A Word to the Architect
Here seems to be a good place to slip in an aside to any architect who chances on this book.
You will see that the keynote of the volume is belief that the library is more akin to a workshop than to Grant’s Tomb; perhaps akin to a literary workshop, like a school, would be a more correct definition, and you know how your profession grapples the schoolhouse problem, I have seen many new schoolhouses through the country, and have noticed how many of them are simple but effectively beautiful. All librarians believe that a perfect library inside, can be made charming outside, through taste such as has been shown in these schoolhouses. They ask architects to accept their workshop theory rather than a monumental conception.
The building committee are your real clients, not the librarian. To their decision you must bow, even if you have to assume blame for a poor inside. But if they give you a free hand and a library adviser, defer to him.

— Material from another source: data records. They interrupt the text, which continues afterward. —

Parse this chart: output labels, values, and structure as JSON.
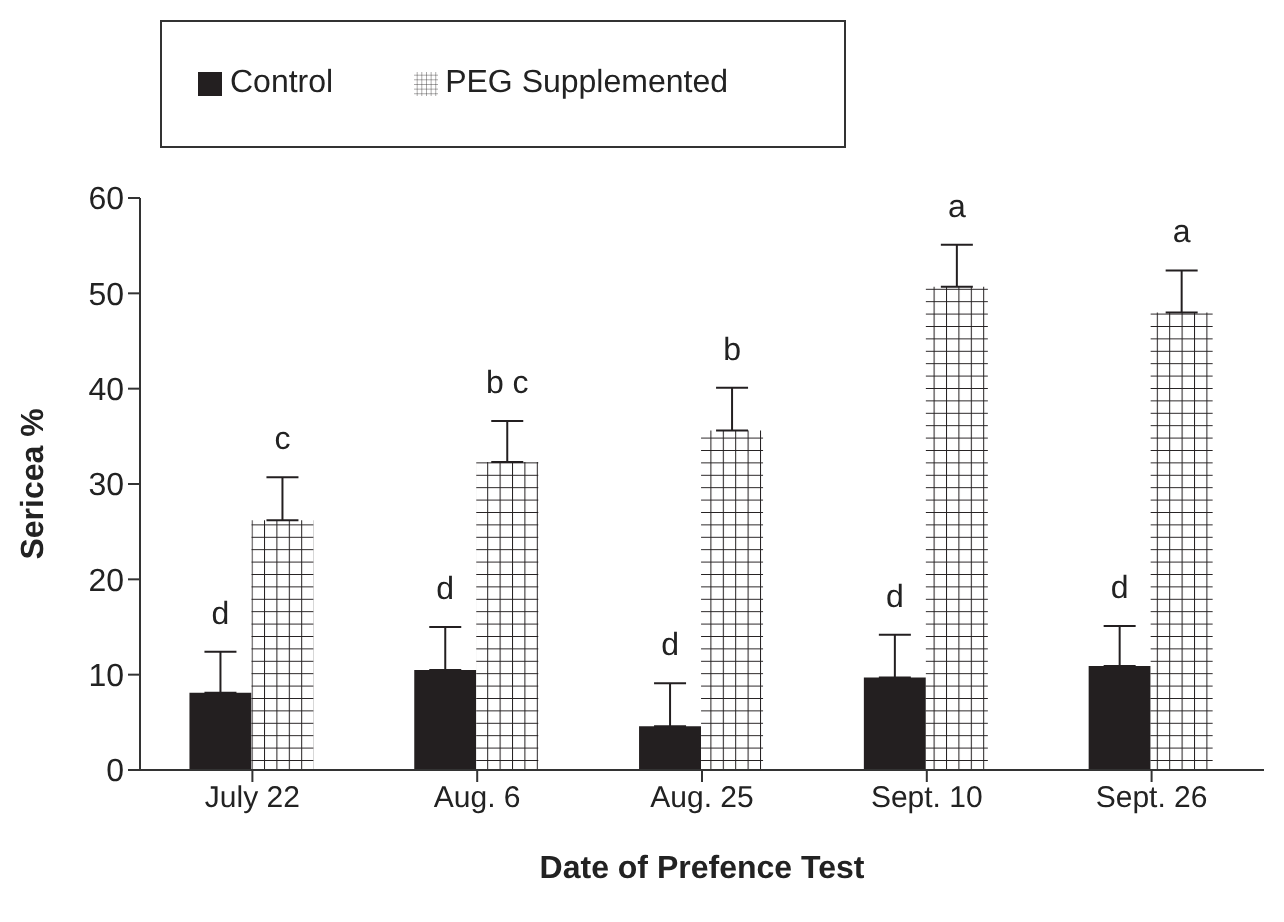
{
  "chart_data": {
    "type": "bar",
    "xlabel": "Date of Prefence Test",
    "ylabel": "Sericea %",
    "categories": [
      "July 22",
      "Aug. 6",
      "Aug. 25",
      "Sept. 10",
      "Sept. 26"
    ],
    "series": [
      {
        "name": "Control",
        "color": "#231f20",
        "values": [
          8.1,
          10.5,
          4.6,
          9.7,
          10.9
        ],
        "errors": [
          [
            8.1,
            12.4
          ],
          [
            10.5,
            15.0
          ],
          [
            4.6,
            9.1
          ],
          [
            9.7,
            14.2
          ],
          [
            10.9,
            15.1
          ]
        ],
        "value_labels": [
          "d",
          "d",
          "d",
          "d",
          "d"
        ]
      },
      {
        "name": "PEG Supplemented",
        "color": "#ffffff",
        "values": [
          26.2,
          32.3,
          35.6,
          50.7,
          48.0
        ],
        "errors": [
          [
            26.2,
            30.7
          ],
          [
            32.3,
            36.6
          ],
          [
            35.6,
            40.1
          ],
          [
            50.7,
            55.1
          ],
          [
            48.0,
            52.4
          ]
        ],
        "value_labels": [
          "c",
          "b c",
          "b",
          "a",
          "a"
        ]
      }
    ],
    "ylim": [
      0,
      60
    ],
    "yticks": [
      0,
      10,
      20,
      30,
      40,
      50,
      60
    ],
    "grid": false,
    "legend": "top left"
  }
}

If he is not up to his job, if he is callow or antiquated or faddy, be patient with him. With the tact your profession knows how to exercise, interpret what advice he tries to give, supplement his failings with your own study of the subject, and plan the best library possible under these circumstances. So shall you win a crown of glory among librarians.
But if they give you a mature and wise adviser, welcome him as a friend and lend ear to his experienced advice. You will become a better architect in one branch of your profession, he will broaden much in his, and together you will advance both library science and architecture.

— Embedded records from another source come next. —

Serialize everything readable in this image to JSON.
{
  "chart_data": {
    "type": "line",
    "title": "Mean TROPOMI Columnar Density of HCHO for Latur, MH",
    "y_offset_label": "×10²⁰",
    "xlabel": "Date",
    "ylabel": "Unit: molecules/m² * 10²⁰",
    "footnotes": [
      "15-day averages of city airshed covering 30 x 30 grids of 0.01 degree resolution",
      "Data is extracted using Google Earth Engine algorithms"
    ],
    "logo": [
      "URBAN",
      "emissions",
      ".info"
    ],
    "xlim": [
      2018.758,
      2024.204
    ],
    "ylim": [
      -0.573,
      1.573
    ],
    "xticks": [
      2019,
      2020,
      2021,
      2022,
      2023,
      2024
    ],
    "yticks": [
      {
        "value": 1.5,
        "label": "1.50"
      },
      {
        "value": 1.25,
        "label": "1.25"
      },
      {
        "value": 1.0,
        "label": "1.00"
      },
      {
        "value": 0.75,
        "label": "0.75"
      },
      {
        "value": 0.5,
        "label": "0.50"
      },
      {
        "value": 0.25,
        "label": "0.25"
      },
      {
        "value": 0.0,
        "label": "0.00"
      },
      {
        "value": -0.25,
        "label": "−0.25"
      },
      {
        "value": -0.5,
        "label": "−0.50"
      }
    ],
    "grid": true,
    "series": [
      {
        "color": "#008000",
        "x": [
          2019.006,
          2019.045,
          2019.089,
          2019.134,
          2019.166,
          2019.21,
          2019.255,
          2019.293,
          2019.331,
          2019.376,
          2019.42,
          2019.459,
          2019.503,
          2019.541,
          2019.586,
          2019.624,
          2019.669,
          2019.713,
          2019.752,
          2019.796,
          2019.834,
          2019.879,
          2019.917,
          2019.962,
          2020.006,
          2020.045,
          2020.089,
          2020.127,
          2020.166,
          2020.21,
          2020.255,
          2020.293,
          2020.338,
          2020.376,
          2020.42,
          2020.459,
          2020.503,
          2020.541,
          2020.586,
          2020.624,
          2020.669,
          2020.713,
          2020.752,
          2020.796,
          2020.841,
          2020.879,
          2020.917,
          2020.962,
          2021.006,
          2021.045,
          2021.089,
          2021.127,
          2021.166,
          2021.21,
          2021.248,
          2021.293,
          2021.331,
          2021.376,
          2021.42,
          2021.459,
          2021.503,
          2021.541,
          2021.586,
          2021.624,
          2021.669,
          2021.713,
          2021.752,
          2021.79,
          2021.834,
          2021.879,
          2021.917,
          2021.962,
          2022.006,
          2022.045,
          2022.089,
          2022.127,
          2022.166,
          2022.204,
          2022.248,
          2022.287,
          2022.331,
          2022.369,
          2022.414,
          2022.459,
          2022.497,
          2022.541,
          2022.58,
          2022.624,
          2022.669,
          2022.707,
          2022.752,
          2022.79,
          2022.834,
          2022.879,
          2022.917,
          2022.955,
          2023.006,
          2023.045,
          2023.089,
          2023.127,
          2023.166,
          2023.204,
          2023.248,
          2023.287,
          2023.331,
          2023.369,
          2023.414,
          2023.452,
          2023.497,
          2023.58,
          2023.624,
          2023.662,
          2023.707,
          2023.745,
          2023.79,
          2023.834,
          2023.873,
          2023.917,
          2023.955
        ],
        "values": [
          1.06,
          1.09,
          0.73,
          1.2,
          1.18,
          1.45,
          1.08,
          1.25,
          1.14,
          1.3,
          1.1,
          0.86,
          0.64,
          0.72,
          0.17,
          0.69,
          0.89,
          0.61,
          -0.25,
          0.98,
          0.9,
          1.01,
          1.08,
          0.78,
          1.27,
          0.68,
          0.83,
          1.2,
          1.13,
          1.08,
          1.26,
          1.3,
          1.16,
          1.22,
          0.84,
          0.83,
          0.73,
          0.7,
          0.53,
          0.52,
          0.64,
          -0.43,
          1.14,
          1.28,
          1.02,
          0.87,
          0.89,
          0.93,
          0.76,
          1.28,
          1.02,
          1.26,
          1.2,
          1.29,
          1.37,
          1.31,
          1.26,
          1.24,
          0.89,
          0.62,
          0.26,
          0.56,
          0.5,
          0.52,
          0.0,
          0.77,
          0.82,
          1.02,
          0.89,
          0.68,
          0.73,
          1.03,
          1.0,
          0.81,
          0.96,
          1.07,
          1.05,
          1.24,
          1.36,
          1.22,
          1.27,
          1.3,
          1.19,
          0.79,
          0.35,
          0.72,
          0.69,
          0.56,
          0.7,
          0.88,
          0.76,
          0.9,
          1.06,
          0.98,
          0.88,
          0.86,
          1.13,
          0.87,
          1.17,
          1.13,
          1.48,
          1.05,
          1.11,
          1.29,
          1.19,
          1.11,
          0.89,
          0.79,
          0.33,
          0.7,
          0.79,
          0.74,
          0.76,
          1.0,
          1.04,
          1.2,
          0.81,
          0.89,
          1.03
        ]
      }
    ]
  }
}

If you are altruistic, there can be no better opportunity to serve the public than by curbing your artistic ambition and devoting all your training and ability to making this building a better library than has yet been devised.

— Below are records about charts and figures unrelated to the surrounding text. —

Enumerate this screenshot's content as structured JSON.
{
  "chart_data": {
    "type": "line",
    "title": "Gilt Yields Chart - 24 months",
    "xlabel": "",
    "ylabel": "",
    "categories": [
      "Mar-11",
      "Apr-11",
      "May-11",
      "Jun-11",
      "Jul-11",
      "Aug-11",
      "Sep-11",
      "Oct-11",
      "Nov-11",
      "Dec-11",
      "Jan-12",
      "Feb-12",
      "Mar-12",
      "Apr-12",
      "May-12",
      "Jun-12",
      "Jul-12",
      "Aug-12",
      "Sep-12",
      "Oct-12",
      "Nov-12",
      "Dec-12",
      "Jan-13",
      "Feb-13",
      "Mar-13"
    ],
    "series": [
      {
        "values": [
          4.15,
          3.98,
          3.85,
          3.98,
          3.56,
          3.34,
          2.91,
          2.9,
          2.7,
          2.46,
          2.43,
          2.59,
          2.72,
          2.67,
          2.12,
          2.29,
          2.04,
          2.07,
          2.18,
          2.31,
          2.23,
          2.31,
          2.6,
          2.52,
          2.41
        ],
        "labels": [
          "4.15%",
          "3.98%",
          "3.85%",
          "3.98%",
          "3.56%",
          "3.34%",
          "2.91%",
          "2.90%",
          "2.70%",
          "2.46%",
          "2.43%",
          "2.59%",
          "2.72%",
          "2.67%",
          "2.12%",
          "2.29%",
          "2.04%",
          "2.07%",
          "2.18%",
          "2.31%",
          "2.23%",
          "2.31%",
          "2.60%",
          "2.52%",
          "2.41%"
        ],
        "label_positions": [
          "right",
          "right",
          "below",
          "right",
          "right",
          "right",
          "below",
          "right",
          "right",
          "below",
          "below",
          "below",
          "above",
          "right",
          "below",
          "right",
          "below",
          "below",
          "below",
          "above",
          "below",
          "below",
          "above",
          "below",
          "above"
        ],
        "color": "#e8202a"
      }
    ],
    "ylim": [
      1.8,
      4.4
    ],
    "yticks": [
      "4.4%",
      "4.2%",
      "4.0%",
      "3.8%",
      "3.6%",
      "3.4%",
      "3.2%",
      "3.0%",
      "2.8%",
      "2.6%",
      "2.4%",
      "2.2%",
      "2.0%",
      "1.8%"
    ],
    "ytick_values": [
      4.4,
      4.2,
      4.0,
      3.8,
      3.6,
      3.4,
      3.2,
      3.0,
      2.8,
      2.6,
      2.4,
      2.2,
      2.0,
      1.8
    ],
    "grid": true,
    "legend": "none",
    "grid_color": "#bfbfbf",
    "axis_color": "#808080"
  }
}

If you thus plan truly from inside outward, I will predict that you will satisfy the public and yourself far more than if you had thrust an unwilling library into an inadequate shell, or had prostituted your genius by forcing a false type of architecture on your helpless clients.
As you must have gathered from glancing through this book, I am a firm believer in the practical genius and taste of the best American architects. I believe that they can create consummate beauty out of the most unpromising conditions, and I hope you will thus grapple library problems.